Table de travail d’Henri Michaux par Brassaï

Foule infinie notre clan.

Ce n’est pas dans la glace

qu’il faut se considérer.

Hommes, regardez-vous dans le papier.

hENRI michaux
Henri Michaux Dessin à l’encre de Chine

1… Et parfois…Tu crois que c’est un bout de peau sèche qui dépasse sous ton pied, mais c’est un bout de scotch que tu détaches avec précaution. Ta table de travail déborde de papelards c’est pourquoi tu perds la notion du temps dans l’empilement, l’empiétement récurrent des documents et des bouquins. Faire place nette. Garnir tes poubelles de notes et de gribouillis non inventifs sur des supports de fortune. Bouts de carton d’emballage, chutes de feuilles à imprimer , pages de carnets arrachées, petits carreaux toujours ou parfois lignées, chutes de pages blanches, toujours trop d’espace pour l’écriture manuscrite.

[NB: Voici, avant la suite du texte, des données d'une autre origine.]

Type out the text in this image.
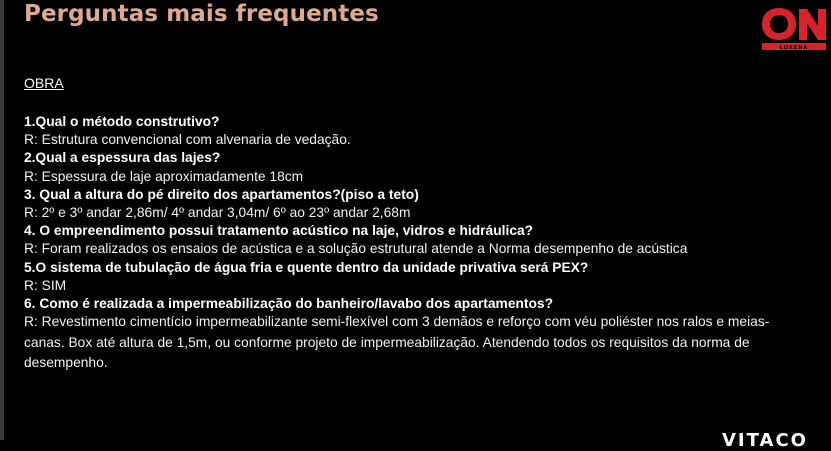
Perguntas mais frequentes
LORENA
OBRA

1.Qual o método construtivo?

R: Estrutura convencional com alvenaria de vedação.

2.Qual a espessura das lajes?

R: Espessura de laje aproximadamente 18cm

3. Qual a altura do pé direito dos apartamentos?(piso a teto)

R: 2º e 3º andar 2,86m/ 4º andar 3,04m/ 6º ao 23º andar 2,68m

4. O empreendimento possui tratamento acústico na laje, vidros e hidráulica?

R: Foram realizados os ensaios de acústica e a solução estrutural atende a Norma desempenho de acústica

5.O sistema de tubulação de água fria e quente dentro da unidade privativa será PEX?

R: SIM

6. Como é realizada a impermeabilização do banheiro/lavabo dos apartamentos?

R: Revestimento cimentício impermeabilizante semi-flexível com 3 demãos e reforço com véu poliéster nos ralos e meias-canas. Box até altura de 1,5m, ou conforme projeto de impermeabilização. Atendendo todos os requisitos da norma de desempenho.

VITACO
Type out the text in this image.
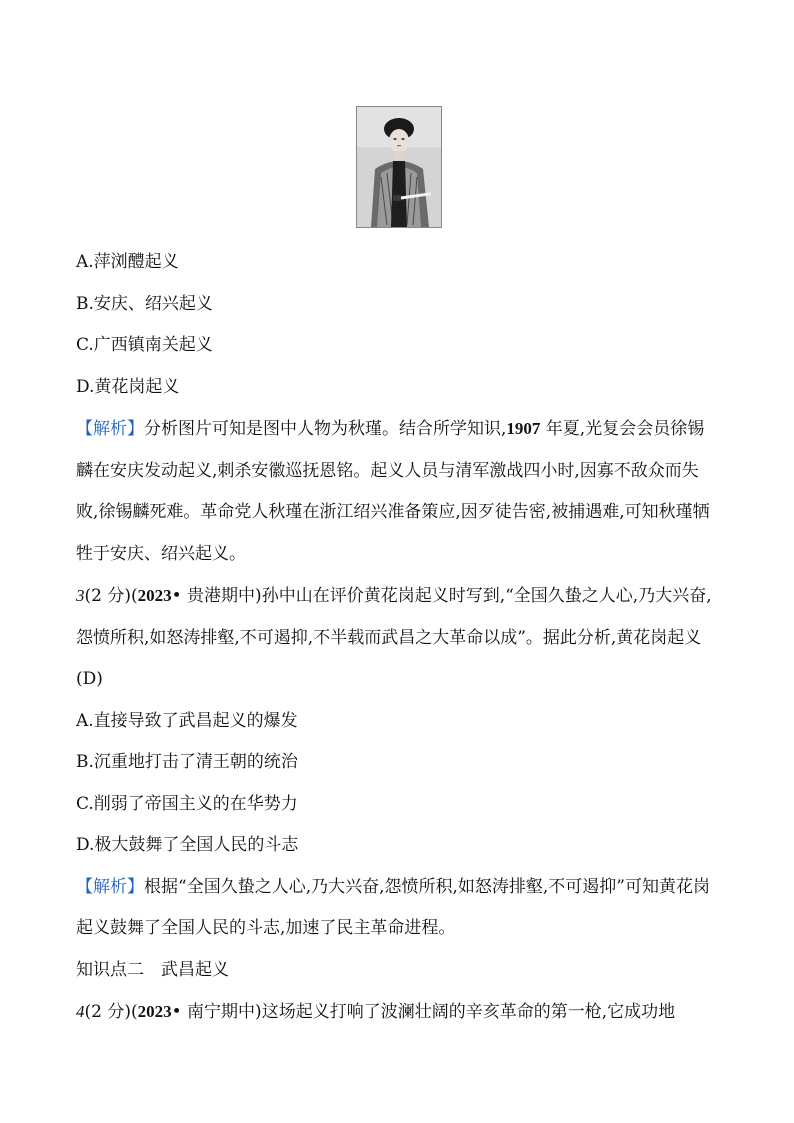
A.萍浏醴起义

B.安庆、绍兴起义

C.广西镇南关起义

D.黄花岗起义

【解析】分析图片可知是图中人物为秋瑾。结合所学知识,1907 年夏,光复会会员徐锡麟在安庆发动起义,刺杀安徽巡抚恩铭。起义人员与清军激战四小时,因寡不敌众而失败,徐锡麟死难。革命党人秋瑾在浙江绍兴准备策应,因歹徒告密,被捕遇难,可知秋瑾牺牲于安庆、绍兴起义。

3(2 分)(2023• 贵港期中)孙中山在评价黄花岗起义时写到,“全国久蛰之人心,乃大兴奋,怨愤所积,如怒涛排壑,不可遏抑,不半载而武昌之大革命以成”。据此分析,黄花岗起义 (D)

A.直接导致了武昌起义的爆发

B.沉重地打击了清王朝的统治

C.削弱了帝国主义的在华势力

D.极大鼓舞了全国人民的斗志

【解析】根据“全国久蛰之人心,乃大兴奋,怨愤所积,如怒涛排壑,不可遏抑”可知黄花岗起义鼓舞了全国人民的斗志,加速了民主革命进程。

知识点二　武昌起义

4(2 分)(2023• 南宁期中)这场起义打响了波澜壮阔的辛亥革命的第一枪,它成功地
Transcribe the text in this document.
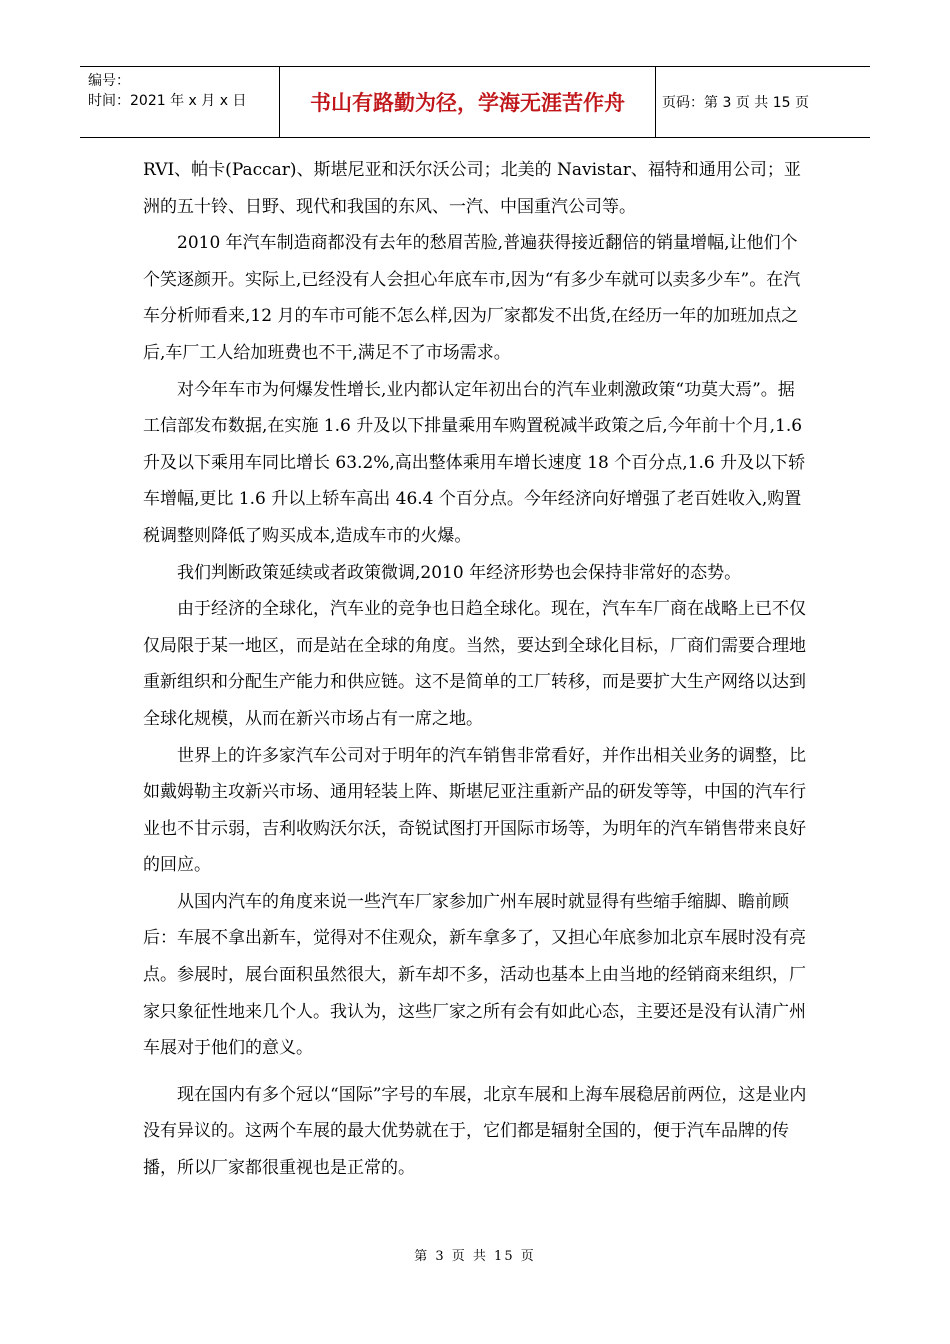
编号：
时间：2021 年 x 月 x 日	书山有路勤为径，学海无涯苦作舟	页码：第 3 页 共 15 页

RVI、帕卡(Paccar)、斯堪尼亚和沃尔沃公司；北美的 Navistar、福特和通用公司；亚洲的五十铃、日野、现代和我国的东风、一汽、中国重汽公司等。

2010 年汽车制造商都没有去年的愁眉苦脸,普遍获得接近翻倍的销量增幅,让他们个个笑逐颜开。实际上,已经没有人会担心年底车市,因为“有多少车就可以卖多少车”。在汽车分析师看来,12 月的车市可能不怎么样,因为厂家都发不出货,在经历一年的加班加点之后,车厂工人给加班费也不干,满足不了市场需求。

对今年车市为何爆发性增长,业内都认定年初出台的汽车业刺激政策“功莫大焉”。据工信部发布数据,在实施 1.6 升及以下排量乘用车购置税减半政策之后,今年前十个月,1.6 升及以下乘用车同比增长 63.2%,高出整体乘用车增长速度 18 个百分点,1.6 升及以下轿车增幅,更比 1.6 升以上轿车高出 46.4 个百分点。今年经济向好增强了老百姓收入,购置税调整则降低了购买成本,造成车市的火爆。

我们判断政策延续或者政策微调,2010 年经济形势也会保持非常好的态势。

由于经济的全球化，汽车业的竞争也日趋全球化。现在，汽车车厂商在战略上已不仅仅局限于某一地区，而是站在全球的角度。当然，要达到全球化目标，厂商们需要合理地重新组织和分配生产能力和供应链。这不是简单的工厂转移，而是要扩大生产网络以达到全球化规模，从而在新兴市场占有一席之地。

世界上的许多家汽车公司对于明年的汽车销售非常看好，并作出相关业务的调整，比如戴姆勒主攻新兴市场、通用轻装上阵、斯堪尼亚注重新产品的研发等等，中国的汽车行业也不甘示弱，吉利收购沃尔沃，奇锐试图打开国际市场等，为明年的汽车销售带来良好的回应。

从国内汽车的角度来说一些汽车厂家参加广州车展时就显得有些缩手缩脚、瞻前顾后：车展不拿出新车，觉得对不住观众，新车拿多了，又担心年底参加北京车展时没有亮点。参展时，展台面积虽然很大，新车却不多，活动也基本上由当地的经销商来组织，厂家只象征性地来几个人。我认为，这些厂家之所有会有如此心态，主要还是没有认清广州车展对于他们的意义。

现在国内有多个冠以“国际”字号的车展，北京车展和上海车展稳居前两位，这是业内没有异议的。这两个车展的最大优势就在于，它们都是辐射全国的，便于汽车品牌的传播，所以厂家都很重视也是正常的。

第 3 页 共 15 页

Tu le remplis à chaque fois. Trop de choses te disent de parler d’autres choses. Cela n’en finit pas. Lui qui dit ( H.M) devant les paysages : Fini , maintenant , j’interviendrai

…Toujours la main de traviole, gauche, elle se souvient textuellement de la plume sergent major, de son encre traîtresse, de V.. du buvard maculé et bientôt en charpie, elle a conservé les images principales, les a même rêvées de temps en temps,elle recèle l’odeur de la classe, celle plus trouble des toilettes collectives miniatures, le froid de la céramique blanche; les gestes ou les ordres empressés des adultes, gardiennes de petits troupeaux enfantins, Il dit : la vie est courte mes agneaux…Reléguer les écrivains morts à leur histoire, ce serait décoller le morceau de scotch sans état d’âme. Laisser dormir les mort.e.s, tous les morts avec les morts, toutes les mortes avec les mortes… Les mots ne leur appartiennent plus même s’ils ou elles en ont fait bon usage. Place aux vivant.e.s, non à l’épouvante, à la mort rejouée à crédit ou par superstition. L’écriture est une excavatrice qui n’accélère pas le temps, au contraire des voix ferroviaires qui ont emmagasiné les plaintes et les pleurs. Partir c’est mourir un peu ou même carrément. C’est une loterie sinistre , pas toujours. Revenir est-il un privilège ou un échec ? Chaque voyage remet le curseur à zéro.Il fallait le dire à quelqu’un.e mais l’absence s’est installée, s’est même désincarnée. Tout le monde n’est pas capable d’hallucination positive. Vouloir remettre en face de soi, surgissant depuis la foule, l’être le plus aimé, le plus complémentaire, le plus ajusté à sa propre cadence cardiaque… Et parfois… Tu crois que tu l’as retrouvée … Quoi, l’éternité ? dans une histoire racontée, rocambolesque ou funambulesque, une mythologie plus ou moins personnelle, une séquence émotionnelle à jamais imprimée dans ta voix pelliculée, peau sèche, elle aussi. Tu décolles quelque chose à chaque fois que tu écris, tu tires doucement et tu regardes à la lumière, en transparence, l’empreinte de fossile sur ta peau morte. La page blanche, l’écran lui ressemblent.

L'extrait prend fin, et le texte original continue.